Why no mention of melatonin? That's what gets me to settle down and fall asleep. When I became plagued with "2:30 am wakitus" (i.e. waking up at 2 am and then lying there, unable to go back to sleep again), I learned about slow release melatonin and now when I wake up to go to the bathroom, I fall back to sleep again with no more "wakitus". I'm now 73 and have been using melatonin for at least five years.

I have had sleep problems since i entered the menopause, i am 62 years old now but still have sleepless nights. Recently i brought some herbal tablets for this problem containing hops, valerian. and passion flower which you take about an hour before you go to bed. This particular medication does seem to help me get a better night's sleep. As before i was waking up after a few hours and could not get back to sleep. I found pnce i woke up my legs and arms started to ache as i felt very restless and stressed and next day i used to wake up with a migraine, but recently these problems are less and i am more able to function better next day without having to go for a nap to catch up on my sleep during the day.

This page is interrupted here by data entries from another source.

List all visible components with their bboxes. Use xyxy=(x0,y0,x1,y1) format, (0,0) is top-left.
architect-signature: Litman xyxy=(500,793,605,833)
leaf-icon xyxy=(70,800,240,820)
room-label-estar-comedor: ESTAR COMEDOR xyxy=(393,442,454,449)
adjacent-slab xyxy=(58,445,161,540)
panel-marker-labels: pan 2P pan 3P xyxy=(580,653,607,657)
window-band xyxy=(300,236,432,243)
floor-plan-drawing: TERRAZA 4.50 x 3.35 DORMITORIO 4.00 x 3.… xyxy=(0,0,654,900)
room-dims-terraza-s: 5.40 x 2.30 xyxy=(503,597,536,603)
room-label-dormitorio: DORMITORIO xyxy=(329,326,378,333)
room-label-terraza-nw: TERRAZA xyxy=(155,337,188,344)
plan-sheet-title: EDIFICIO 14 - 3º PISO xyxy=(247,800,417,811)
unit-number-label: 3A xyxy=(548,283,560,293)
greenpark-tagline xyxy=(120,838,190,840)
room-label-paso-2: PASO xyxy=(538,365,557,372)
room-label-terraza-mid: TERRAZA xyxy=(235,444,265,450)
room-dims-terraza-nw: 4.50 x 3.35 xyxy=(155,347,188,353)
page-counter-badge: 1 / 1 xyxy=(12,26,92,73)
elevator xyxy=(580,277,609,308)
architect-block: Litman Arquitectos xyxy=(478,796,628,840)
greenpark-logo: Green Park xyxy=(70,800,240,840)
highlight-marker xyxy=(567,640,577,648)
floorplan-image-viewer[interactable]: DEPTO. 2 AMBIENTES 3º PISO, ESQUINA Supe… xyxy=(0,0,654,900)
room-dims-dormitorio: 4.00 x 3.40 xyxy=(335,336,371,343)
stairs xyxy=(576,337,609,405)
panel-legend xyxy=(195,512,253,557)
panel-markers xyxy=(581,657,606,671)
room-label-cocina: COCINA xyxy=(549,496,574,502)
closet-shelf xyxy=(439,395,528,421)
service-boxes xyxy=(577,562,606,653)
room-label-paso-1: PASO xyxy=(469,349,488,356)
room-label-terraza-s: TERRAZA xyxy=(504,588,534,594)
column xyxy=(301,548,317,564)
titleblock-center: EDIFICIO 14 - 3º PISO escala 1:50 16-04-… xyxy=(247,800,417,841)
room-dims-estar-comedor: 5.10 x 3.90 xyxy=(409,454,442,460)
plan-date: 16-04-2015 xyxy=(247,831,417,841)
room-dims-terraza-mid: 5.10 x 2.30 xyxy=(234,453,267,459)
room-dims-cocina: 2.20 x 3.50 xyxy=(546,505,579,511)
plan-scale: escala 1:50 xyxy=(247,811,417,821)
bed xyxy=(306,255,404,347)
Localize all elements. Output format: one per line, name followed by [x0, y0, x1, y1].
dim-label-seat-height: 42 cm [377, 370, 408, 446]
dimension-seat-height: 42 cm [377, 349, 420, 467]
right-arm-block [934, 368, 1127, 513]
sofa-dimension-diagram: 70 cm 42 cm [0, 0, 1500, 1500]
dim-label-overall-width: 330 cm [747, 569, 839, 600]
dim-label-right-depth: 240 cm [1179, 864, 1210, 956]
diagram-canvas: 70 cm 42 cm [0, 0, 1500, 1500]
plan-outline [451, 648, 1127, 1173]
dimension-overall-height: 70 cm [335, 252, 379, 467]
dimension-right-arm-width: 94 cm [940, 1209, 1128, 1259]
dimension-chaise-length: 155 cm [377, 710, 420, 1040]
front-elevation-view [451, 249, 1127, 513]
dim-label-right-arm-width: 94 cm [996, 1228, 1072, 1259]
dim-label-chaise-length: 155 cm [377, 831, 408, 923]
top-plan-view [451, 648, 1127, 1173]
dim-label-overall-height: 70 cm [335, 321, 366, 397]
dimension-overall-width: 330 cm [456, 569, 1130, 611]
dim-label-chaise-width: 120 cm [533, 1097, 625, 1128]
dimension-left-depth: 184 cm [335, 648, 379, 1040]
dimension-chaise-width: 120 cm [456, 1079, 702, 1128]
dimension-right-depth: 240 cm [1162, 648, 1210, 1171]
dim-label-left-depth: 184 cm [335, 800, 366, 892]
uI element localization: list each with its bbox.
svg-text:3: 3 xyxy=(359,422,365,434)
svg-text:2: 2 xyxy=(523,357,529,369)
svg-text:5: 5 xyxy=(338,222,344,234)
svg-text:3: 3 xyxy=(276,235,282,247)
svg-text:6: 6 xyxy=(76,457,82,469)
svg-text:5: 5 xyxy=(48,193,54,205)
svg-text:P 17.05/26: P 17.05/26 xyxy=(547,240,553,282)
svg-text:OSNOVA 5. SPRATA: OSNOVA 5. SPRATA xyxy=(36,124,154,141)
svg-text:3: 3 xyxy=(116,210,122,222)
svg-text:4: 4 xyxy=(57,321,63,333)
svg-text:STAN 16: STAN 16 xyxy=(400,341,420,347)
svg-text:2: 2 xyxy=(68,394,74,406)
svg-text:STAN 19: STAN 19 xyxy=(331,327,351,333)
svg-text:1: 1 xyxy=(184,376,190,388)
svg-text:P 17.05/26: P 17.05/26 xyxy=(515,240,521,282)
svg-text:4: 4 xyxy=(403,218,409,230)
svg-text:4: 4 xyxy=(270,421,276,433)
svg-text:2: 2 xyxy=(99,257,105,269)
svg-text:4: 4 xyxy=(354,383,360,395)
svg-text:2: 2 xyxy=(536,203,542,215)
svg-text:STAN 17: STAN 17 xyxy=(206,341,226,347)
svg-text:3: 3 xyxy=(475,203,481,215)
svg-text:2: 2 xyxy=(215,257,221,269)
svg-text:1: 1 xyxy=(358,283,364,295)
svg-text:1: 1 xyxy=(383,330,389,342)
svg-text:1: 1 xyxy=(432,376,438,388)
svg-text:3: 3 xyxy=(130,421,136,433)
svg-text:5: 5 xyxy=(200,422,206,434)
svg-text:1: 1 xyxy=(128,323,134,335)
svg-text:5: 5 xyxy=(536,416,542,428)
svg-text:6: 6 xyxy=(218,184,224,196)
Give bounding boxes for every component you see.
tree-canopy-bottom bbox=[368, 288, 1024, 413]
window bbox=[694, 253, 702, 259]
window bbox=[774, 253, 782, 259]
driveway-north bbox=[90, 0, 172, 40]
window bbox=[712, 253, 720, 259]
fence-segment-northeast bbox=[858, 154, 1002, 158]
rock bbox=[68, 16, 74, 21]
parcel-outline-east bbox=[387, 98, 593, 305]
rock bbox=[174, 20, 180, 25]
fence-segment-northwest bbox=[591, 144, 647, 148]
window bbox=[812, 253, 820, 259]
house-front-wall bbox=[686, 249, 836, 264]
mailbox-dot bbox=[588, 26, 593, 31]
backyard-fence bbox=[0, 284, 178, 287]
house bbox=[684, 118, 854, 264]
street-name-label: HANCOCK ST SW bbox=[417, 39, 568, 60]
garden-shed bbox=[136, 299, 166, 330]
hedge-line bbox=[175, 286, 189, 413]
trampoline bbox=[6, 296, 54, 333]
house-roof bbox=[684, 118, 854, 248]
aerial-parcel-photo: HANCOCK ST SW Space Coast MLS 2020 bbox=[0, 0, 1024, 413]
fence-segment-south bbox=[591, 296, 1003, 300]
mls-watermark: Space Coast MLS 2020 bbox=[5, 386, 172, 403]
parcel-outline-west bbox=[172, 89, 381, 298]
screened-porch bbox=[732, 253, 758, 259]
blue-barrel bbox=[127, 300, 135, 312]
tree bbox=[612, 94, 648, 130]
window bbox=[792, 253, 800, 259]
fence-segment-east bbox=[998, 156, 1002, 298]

I read all that I can about sleep deprivation. I have always had a problem but I think it started when I was young due to my mother's overconcern. That is one story. The most pertinent that I experience now is due to I believe menopause. I am 65 and I take Ambien every other night. I try not to get addicted but I need that one night of good sleep. I only sleep 6 hours but can get into deep sleep at least. It keeps me going.
Now to the real culprit-menopause. Why isn't there more information about this devastating aspect of a woman's life??? No one wants to talk about it. Most women physicians are too young to have experienced it and really do not understand the effects on a person's life. There are so many effects not mentioned in all the things I have read on the internet. I quit going to Gynecologists for this issue-they are totally useless. Get more dialogue going about this change in a person's life. Was Stephen King right that eventually an older person will not need sleep at all because they can't?